Cultural awareness in international companies
Have you ever sat in a meeting cringing inwardly over the awkward silences? Or wanting to shrink into your office chair as your colleagues yell at one another in their own language? Or perhaps despaired during a video conference when people who ought to have important ideas simply don’t speak up?
Perhaps, though, those silences aren’t awkward to your Japanese colleagues. Your Italian counterparts may have been simply enjoying a bit of debate. You Chinese team members may not seem to have any original ideas because they can’t get a word in and they think it’s rude to interrupt.
A golden rule of working in a multicultural environment is never to assume that something you say has been understood, or interpreted in the way you want it to be. To get the results you want, as well as maximum productivity and happy teams, you need to have cultural awareness and be endlessly adaptable.
Here are 6 ways a lack of cultural awareness impacts workplace productivity every day:
1. Choose your language carefully
Many companies have fallen foul of advertising slogans that have got lost in translation or were simply offensive due to a lack of cultural awareness. A brand of ice cream in India called ‘Hitler’. A Coca Cola advert showing a map of Russia but missing out the enclave of Kaliningrad, offending Russians. The ad was later corrected to include Kaliningrad and Crimea was added, too, thus offending Ukrainians. Or an ad for Cadillac in 2014 that openly suggested all French people were lazy, and therefore undeserving of a Cadillac. Even the world’s biggest companies and most powerful ad agencies make cultural blunders because they lack cultural awareness training. The lesson? Double and triple check every cultural nuance of your ad, the language, the brand name and the imagery.
2. Manage multicultural team conflict
People from expressive cultures like Brazil, or Italy, will be comfortable with loud, animated discussion. Team members from Scandinavia, or some Asian cultures may be unnerved by this, under the impression that their colleagues are arguing. Similarly, the Brazilians and Italians may not understand that the silence and stillness of the Finns is a way of conveying disapproval, or that the Japanese are simply averse to confrontation for fear of losing face. Use techniques to create healthy and productive debate. Encourage individuals to discuss the pros and cons of an idea. Find a way of challenging ideas without humiliating an individual. Put questions to the group, rather than one person. Invite comments in writing if you really feel team members are afraid of causing conflict.

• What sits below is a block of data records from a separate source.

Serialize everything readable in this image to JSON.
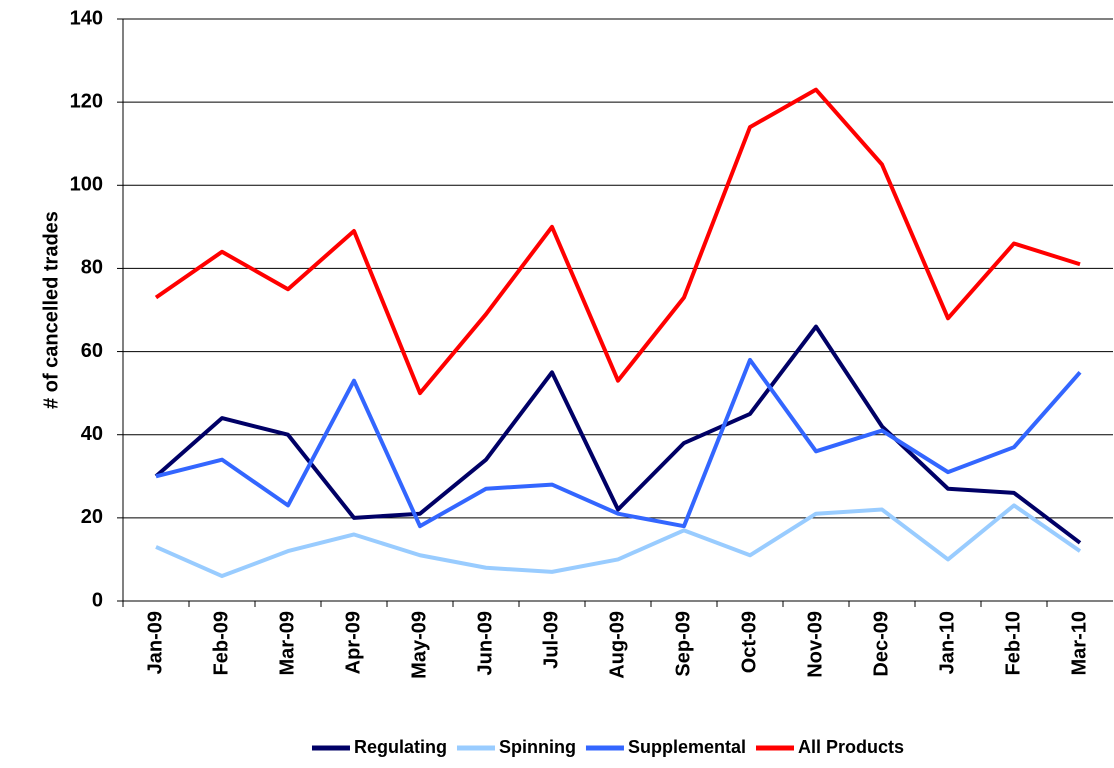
{
  "chart_data": {
    "type": "line",
    "y_label": "# of cancelled trades",
    "categories": [
      "Jan-09",
      "Feb-09",
      "Mar-09",
      "Apr-09",
      "May-09",
      "Jun-09",
      "Jul-09",
      "Aug-09",
      "Sep-09",
      "Oct-09",
      "Nov-09",
      "Dec-09",
      "Jan-10",
      "Feb-10",
      "Mar-10"
    ],
    "series": [
      {
        "name": "Regulating",
        "color": "#000066",
        "values": [
          30,
          44,
          40,
          20,
          21,
          34,
          55,
          22,
          38,
          45,
          66,
          42,
          27,
          26,
          14
        ]
      },
      {
        "name": "Spinning",
        "color": "#99ccff",
        "values": [
          13,
          6,
          12,
          16,
          11,
          8,
          7,
          10,
          17,
          11,
          21,
          22,
          10,
          23,
          12
        ]
      },
      {
        "name": "Supplemental",
        "color": "#3366ff",
        "values": [
          30,
          34,
          23,
          53,
          18,
          27,
          28,
          21,
          18,
          58,
          36,
          41,
          31,
          37,
          55
        ]
      },
      {
        "name": "All Products",
        "color": "#ff0000",
        "values": [
          73,
          84,
          75,
          89,
          50,
          69,
          90,
          53,
          73,
          114,
          123,
          105,
          68,
          86,
          81
        ]
      }
    ],
    "ylim": [
      0,
      140
    ],
    "yticks": [
      0,
      20,
      40,
      60,
      80,
      100,
      120,
      140
    ],
    "grid": true,
    "legend": "bottom"
  }
}
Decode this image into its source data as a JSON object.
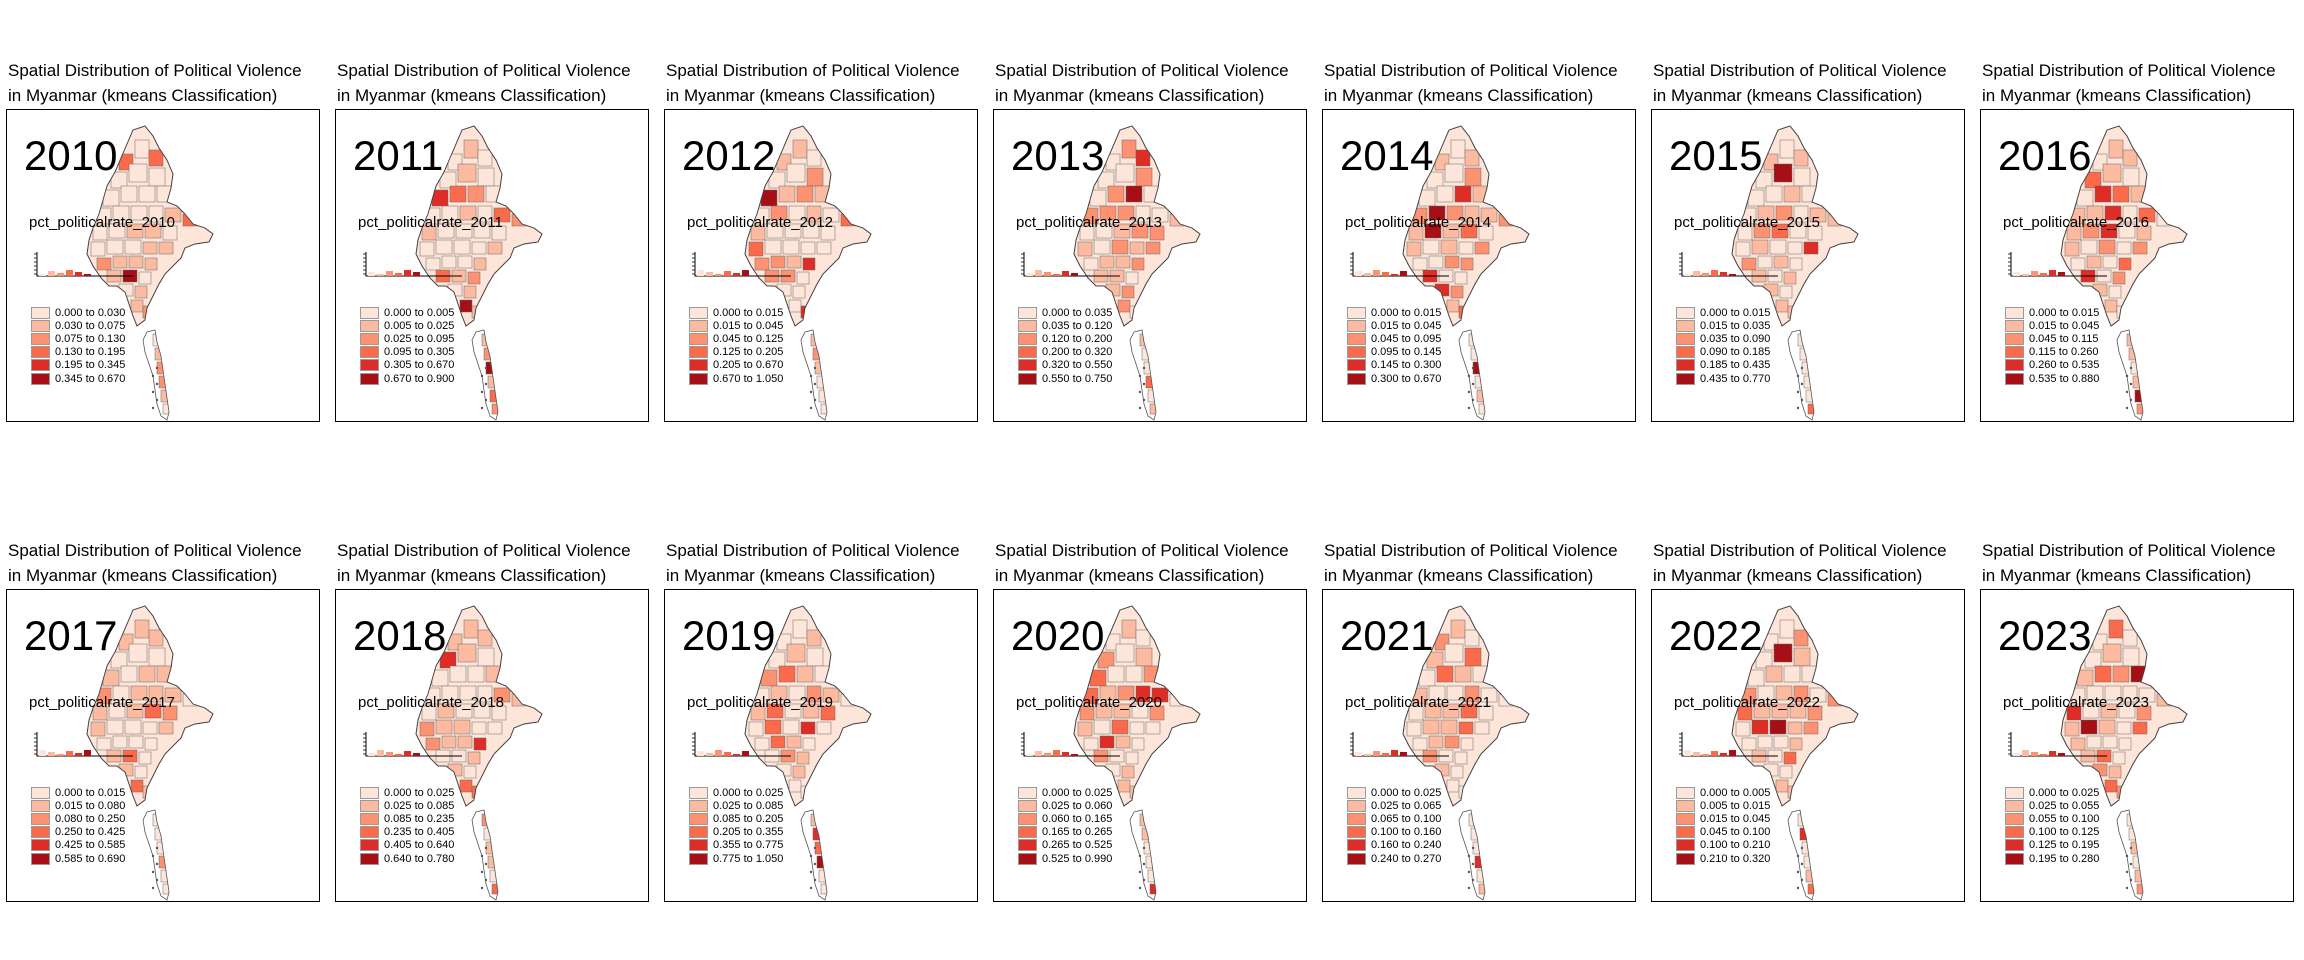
{
  "panel_title_line1": "Spatial Distribution of Political Violence",
  "panel_title_line2": "in Myanmar (kmeans Classification)",
  "palette": [
    "#fee5d9",
    "#fcbba1",
    "#fc9272",
    "#fb6a4a",
    "#de2d26",
    "#a50f15"
  ],
  "panels": [
    {
      "year": "2010",
      "variable": "pct_politicalrate_2010",
      "legend": [
        "0.000 to 0.030",
        "0.030 to 0.075",
        "0.075 to 0.130",
        "0.130 to 0.195",
        "0.195 to 0.345",
        "0.345 to 0.670"
      ]
    },
    {
      "year": "2011",
      "variable": "pct_politicalrate_2011",
      "legend": [
        "0.000 to 0.005",
        "0.005 to 0.025",
        "0.025 to 0.095",
        "0.095 to 0.305",
        "0.305 to 0.670",
        "0.670 to 0.900"
      ]
    },
    {
      "year": "2012",
      "variable": "pct_politicalrate_2012",
      "legend": [
        "0.000 to 0.015",
        "0.015 to 0.045",
        "0.045 to 0.125",
        "0.125 to 0.205",
        "0.205 to 0.670",
        "0.670 to 1.050"
      ]
    },
    {
      "year": "2013",
      "variable": "pct_politicalrate_2013",
      "legend": [
        "0.000 to 0.035",
        "0.035 to 0.120",
        "0.120 to 0.200",
        "0.200 to 0.320",
        "0.320 to 0.550",
        "0.550 to 0.750"
      ]
    },
    {
      "year": "2014",
      "variable": "pct_politicalrate_2014",
      "legend": [
        "0.000 to 0.015",
        "0.015 to 0.045",
        "0.045 to 0.095",
        "0.095 to 0.145",
        "0.145 to 0.300",
        "0.300 to 0.670"
      ]
    },
    {
      "year": "2015",
      "variable": "pct_politicalrate_2015",
      "legend": [
        "0.000 to 0.015",
        "0.015 to 0.035",
        "0.035 to 0.090",
        "0.090 to 0.185",
        "0.185 to 0.435",
        "0.435 to 0.770"
      ]
    },
    {
      "year": "2016",
      "variable": "pct_politicalrate_2016",
      "legend": [
        "0.000 to 0.015",
        "0.015 to 0.045",
        "0.045 to 0.115",
        "0.115 to 0.260",
        "0.260 to 0.535",
        "0.535 to 0.880"
      ]
    },
    {
      "year": "2017",
      "variable": "pct_politicalrate_2017",
      "legend": [
        "0.000 to 0.015",
        "0.015 to 0.080",
        "0.080 to 0.250",
        "0.250 to 0.425",
        "0.425 to 0.585",
        "0.585 to 0.690"
      ]
    },
    {
      "year": "2018",
      "variable": "pct_politicalrate_2018",
      "legend": [
        "0.000 to 0.025",
        "0.025 to 0.085",
        "0.085 to 0.235",
        "0.235 to 0.405",
        "0.405 to 0.640",
        "0.640 to 0.780"
      ]
    },
    {
      "year": "2019",
      "variable": "pct_politicalrate_2019",
      "legend": [
        "0.000 to 0.025",
        "0.025 to 0.085",
        "0.085 to 0.205",
        "0.205 to 0.355",
        "0.355 to 0.775",
        "0.775 to 1.050"
      ]
    },
    {
      "year": "2020",
      "variable": "pct_politicalrate_2020",
      "legend": [
        "0.000 to 0.025",
        "0.025 to 0.060",
        "0.060 to 0.165",
        "0.165 to 0.265",
        "0.265 to 0.525",
        "0.525 to 0.990"
      ]
    },
    {
      "year": "2021",
      "variable": "pct_politicalrate_2021",
      "legend": [
        "0.000 to 0.025",
        "0.025 to 0.065",
        "0.065 to 0.100",
        "0.100 to 0.160",
        "0.160 to 0.240",
        "0.240 to 0.270"
      ]
    },
    {
      "year": "2022",
      "variable": "pct_politicalrate_2022",
      "legend": [
        "0.000 to 0.005",
        "0.005 to 0.015",
        "0.015 to 0.045",
        "0.045 to 0.100",
        "0.100 to 0.210",
        "0.210 to 0.320"
      ]
    },
    {
      "year": "2023",
      "variable": "pct_politicalrate_2023",
      "legend": [
        "0.000 to 0.025",
        "0.025 to 0.055",
        "0.055 to 0.100",
        "0.100 to 0.125",
        "0.125 to 0.195",
        "0.195 to 0.280"
      ]
    }
  ]
}
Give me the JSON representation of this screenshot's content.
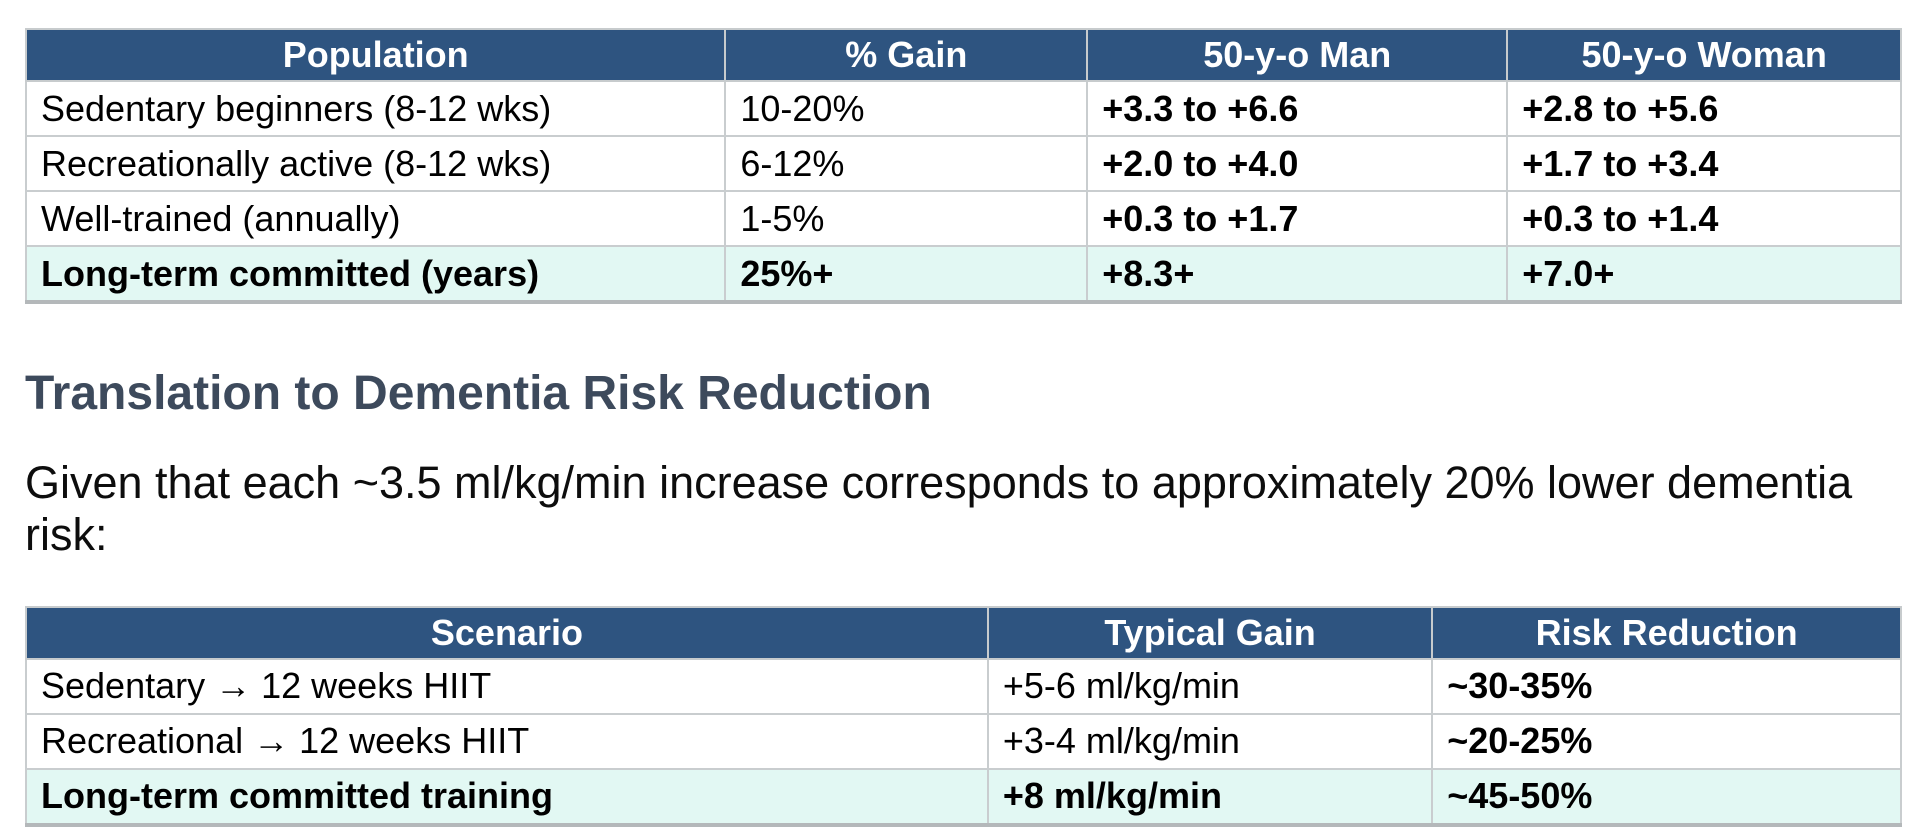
{
  "colors": {
    "table_header_bg": "#2e5480",
    "table_header_text": "#ffffff",
    "highlight_row_bg": "#e2f8f3",
    "heading_text": "#3d4a5c",
    "table_border": "#c9cdcf",
    "body_text": "#000000",
    "page_bg": "#ffffff"
  },
  "vo2max_table": {
    "headers": [
      "Population",
      "% Gain",
      "50-y-o Man",
      "50-y-o Woman"
    ],
    "bold_columns": [
      2,
      3
    ],
    "rows": [
      {
        "highlight": false,
        "cells": [
          "Sedentary beginners (8-12 wks)",
          "10-20%",
          "+3.3 to +6.6",
          "+2.8 to +5.6"
        ]
      },
      {
        "highlight": false,
        "cells": [
          "Recreationally active (8-12 wks)",
          "6-12%",
          "+2.0 to +4.0",
          "+1.7 to +3.4"
        ]
      },
      {
        "highlight": false,
        "cells": [
          "Well-trained (annually)",
          "1-5%",
          "+0.3 to +1.7",
          "+0.3 to +1.4"
        ]
      },
      {
        "highlight": true,
        "cells": [
          "Long-term committed (years)",
          "25%+",
          "+8.3+",
          "+7.0+"
        ]
      }
    ]
  },
  "section": {
    "heading": "Translation to Dementia Risk Reduction",
    "paragraph": "Given that each ~3.5 ml/kg/min increase corresponds to approximately 20% lower dementia risk:"
  },
  "risk_table": {
    "headers": [
      "Scenario",
      "Typical Gain",
      "Risk Reduction"
    ],
    "bold_columns": [
      2
    ],
    "rows": [
      {
        "highlight": false,
        "cells": [
          "Sedentary → 12 weeks HIIT",
          "+5-6 ml/kg/min",
          "~30-35%"
        ]
      },
      {
        "highlight": false,
        "cells": [
          "Recreational → 12 weeks HIIT",
          "+3-4 ml/kg/min",
          "~20-25%"
        ]
      },
      {
        "highlight": true,
        "cells": [
          "Long-term committed training",
          "+8 ml/kg/min",
          "~45-50%"
        ]
      }
    ]
  }
}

3. Make sure you’re being understood in cross cultural communication
Imagine what it’s like to think on your feet while conversing in a language that is not your mother tongue. Make it easy for your colleagues who are in this position. If you know you have a strong accent, speak clearly and slowly. Give people time; remember, a Chinese person may be translating your English in their head to Mandarin, then their response back into English. Don’t just assume you have been understood. If you have asked someone to do something, get them to repeat back to you what you’ve said – without being patronizing, of course.
4. Managing multicultural and virtual meetings
When many different cultures are present at a meeting, whoever is leading the discussion needs a high level of cultural awareness. Americans may be used to pushing themselves forward to be heard, while Japanese participants will wait their turn and even then, only speak up in context with their place in the hierarchy. There are ways round this. Go round the table saying you would like input from everybody in turn. Ask open ended questions and address them to individuals. Do not interrupt. For those who talk too much and too long, discreetly get them to talk less. Say something like: “Can you please sum that point up in a couple of sentences?”
5. Giving and receiving feedback across cultures
Different cultures perceive giving and receiving feedback in different ways. The direct-talking Dutch may give negative feedback without a second thought. Americans may shoot down an idea with no concern for the consequences. Asian team members may be reluctant to give any feedback that could cause a superior to lose face. So think carefully about setting people up to give feedback. With co-workers from high context cultures, deliver feedback in private if it’s negative. With multicultural teams, try not to be too direct; start off by saying something positive. Invite constructive criticism of your own ideas and actions.
6. Cultural perceptions of time
There are many instances of communication breaking down between teams on different continents, from different cultures; a Western, ‘time-is-money’ team thinking their Asian co-workers are lazy, for example, as they miss deadlines, or are not in the office after hours, or don’t reply to every email quickly. When working with multicultural teams, make sure everybody has bought into your perception of a deadline. Is one team under pressure from above to meet deadlines fast and if so, has this been communicated? Is the other side reluctant to ask questions for fear of losing face, having failed to understand the brief fully? Does one team address problems in a circular, rather than linear fashion? Always think about how your colleagues from different cultures interpret what you say.
WRITTEN BY SUE BRYANT
Sue Bryant is an award-winning writer and editor specialising in global business culture and travel.